I know the models can get confusing ,heck,they confuse me sometimes..........

Bottom line..........the SLT 1554 .(called the Super Lawn Tractor).....takes the frame, trans you have..and adds a 54" deck,27 hp Kohler Comman twin and appropriate tires.

The GT1554 upgrades the transaxle to a serviceable,heavier rear end so Cub can offer a belt drive Garden Tractor. The tiller this tractor will accept is not in the accessory list (go figure).

All sub compact,compact and Utility tractor info is correct.


----------



## johndeere (Sep 17, 2003)

Neil I have a 2166?The New 1500 series is a belt drive I think?I was referring to the 1500 series a few years back meaning the 1525 1527 with the Kawasaki.The new 1500 series is a spin off from that series right?I am aware the 1500 series is different then the old 1500 series


----------



## Neil_nassau (Feb 23, 2004)

My Bad JD........

Guess its Jody that has a belt drive unit.

Im gonna do this again ...lol......

In the begginning there was ...

1515 - 38" 15hp Kohler Command single cyl.
1517 - 42" 17hp Kohler Command single cyl.

then we got the.....
1525 - 38" 15hp Kawasaki twin
1527 - 42" 17hp Kawasaki twin
1529 - 46" 19hp Kawasaki twin

All above had metal hoods.

THEN in 2004, the series got an engineering plastic hood and lined up as follows:

LT1018 - 42" - 18.5hp Briggs Intek Extended Life single
LT1022 - 46" - 22hp Briggs Intek Extended Life Twin
LT1024 - 50" - 24hp Briggs Intek Extended Life Twin
and a rarely seen variant
LT1018 Special Edition- 42"with a single KOhler 18hp Command because engines got short.

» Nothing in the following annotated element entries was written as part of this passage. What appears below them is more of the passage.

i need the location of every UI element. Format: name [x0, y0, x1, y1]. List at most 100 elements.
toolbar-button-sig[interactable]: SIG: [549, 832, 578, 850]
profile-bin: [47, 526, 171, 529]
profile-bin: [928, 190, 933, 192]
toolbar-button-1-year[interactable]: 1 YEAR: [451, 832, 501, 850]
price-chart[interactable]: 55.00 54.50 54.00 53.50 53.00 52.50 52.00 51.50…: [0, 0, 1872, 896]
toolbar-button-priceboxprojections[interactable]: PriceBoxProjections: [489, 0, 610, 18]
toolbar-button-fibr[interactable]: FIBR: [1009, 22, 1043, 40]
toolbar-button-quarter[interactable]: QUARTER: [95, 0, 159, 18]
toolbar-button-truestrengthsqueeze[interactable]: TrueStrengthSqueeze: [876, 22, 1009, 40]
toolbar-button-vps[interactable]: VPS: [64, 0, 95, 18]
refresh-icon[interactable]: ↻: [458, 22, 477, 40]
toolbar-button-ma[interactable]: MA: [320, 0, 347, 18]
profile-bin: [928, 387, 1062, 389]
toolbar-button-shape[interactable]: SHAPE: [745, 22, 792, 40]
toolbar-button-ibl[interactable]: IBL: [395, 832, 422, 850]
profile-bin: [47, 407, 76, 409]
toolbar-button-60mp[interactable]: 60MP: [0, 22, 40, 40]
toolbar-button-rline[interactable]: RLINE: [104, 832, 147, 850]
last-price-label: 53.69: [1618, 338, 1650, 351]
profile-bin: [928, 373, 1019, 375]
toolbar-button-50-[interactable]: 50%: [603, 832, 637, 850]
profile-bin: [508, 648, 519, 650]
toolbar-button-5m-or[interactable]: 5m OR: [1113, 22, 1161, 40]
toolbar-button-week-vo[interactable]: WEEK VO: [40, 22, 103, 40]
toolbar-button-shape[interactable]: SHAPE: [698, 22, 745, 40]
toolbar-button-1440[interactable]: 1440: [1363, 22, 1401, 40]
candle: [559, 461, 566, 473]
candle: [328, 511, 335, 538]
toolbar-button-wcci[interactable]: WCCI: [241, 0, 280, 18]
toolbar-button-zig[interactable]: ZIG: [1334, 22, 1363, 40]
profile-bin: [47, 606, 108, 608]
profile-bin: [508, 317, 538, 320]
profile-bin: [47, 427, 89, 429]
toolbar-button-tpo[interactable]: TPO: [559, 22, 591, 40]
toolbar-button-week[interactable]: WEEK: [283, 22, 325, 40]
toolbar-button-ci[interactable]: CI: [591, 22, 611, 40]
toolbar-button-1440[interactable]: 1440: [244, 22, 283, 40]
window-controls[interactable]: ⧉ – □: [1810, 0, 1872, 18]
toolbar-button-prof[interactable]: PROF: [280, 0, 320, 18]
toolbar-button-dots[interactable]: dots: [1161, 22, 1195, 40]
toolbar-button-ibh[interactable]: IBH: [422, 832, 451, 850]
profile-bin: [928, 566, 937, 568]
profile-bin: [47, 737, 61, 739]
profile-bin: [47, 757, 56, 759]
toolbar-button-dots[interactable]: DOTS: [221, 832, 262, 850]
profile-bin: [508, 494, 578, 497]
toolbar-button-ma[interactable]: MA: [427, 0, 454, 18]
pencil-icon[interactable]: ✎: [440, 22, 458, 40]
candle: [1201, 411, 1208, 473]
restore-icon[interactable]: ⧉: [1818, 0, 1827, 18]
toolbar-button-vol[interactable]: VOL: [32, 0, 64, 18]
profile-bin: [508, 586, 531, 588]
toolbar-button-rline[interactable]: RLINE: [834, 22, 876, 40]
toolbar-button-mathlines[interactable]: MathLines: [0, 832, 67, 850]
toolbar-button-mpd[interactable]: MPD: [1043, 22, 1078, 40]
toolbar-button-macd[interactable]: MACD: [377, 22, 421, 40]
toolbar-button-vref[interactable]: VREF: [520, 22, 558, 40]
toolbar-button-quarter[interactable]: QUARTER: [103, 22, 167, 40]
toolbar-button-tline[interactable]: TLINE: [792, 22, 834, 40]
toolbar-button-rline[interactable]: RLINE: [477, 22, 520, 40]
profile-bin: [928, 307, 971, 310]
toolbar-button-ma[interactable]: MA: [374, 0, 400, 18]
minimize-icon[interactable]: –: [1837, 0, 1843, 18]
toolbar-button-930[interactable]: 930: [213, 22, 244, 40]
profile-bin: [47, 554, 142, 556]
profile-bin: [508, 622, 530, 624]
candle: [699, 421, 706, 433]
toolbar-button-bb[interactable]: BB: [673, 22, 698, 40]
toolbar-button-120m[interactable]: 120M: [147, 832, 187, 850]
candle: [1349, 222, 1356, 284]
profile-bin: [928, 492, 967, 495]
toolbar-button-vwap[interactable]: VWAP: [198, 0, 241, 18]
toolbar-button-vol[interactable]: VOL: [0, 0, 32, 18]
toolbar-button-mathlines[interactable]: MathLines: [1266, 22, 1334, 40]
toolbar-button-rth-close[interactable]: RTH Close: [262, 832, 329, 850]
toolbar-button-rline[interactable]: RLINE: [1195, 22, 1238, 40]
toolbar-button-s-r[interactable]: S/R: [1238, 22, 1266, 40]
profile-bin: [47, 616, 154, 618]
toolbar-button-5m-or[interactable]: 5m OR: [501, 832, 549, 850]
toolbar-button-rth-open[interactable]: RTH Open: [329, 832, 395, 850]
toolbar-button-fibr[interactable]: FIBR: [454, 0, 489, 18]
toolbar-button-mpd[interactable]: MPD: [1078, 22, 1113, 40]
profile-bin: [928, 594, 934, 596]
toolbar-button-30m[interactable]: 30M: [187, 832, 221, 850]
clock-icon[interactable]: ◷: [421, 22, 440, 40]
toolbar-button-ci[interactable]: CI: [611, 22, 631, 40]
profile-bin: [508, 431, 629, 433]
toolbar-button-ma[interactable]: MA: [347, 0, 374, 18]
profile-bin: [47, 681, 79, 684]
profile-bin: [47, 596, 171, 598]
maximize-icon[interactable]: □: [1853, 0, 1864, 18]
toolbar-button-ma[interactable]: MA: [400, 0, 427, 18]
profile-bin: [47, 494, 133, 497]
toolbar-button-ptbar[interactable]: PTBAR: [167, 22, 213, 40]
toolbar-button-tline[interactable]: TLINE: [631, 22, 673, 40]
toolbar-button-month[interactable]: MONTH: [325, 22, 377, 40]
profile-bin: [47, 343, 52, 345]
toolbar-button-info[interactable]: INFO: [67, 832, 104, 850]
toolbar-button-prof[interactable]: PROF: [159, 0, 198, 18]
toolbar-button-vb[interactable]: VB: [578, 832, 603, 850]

and NOW we have the line up on the website that is just awesome.....upgraded engines......and the addition of the Super Lawn Tractor ,the unreal SLT1554 and the Garden Tractor version the GT1554.

All of these with the exception of the GT have the same transaxle with 4 -lug rear wheel hubs and larger axles than ANYTHING in their class.

got all that ?...........it can drive ya' :kookoo:


----------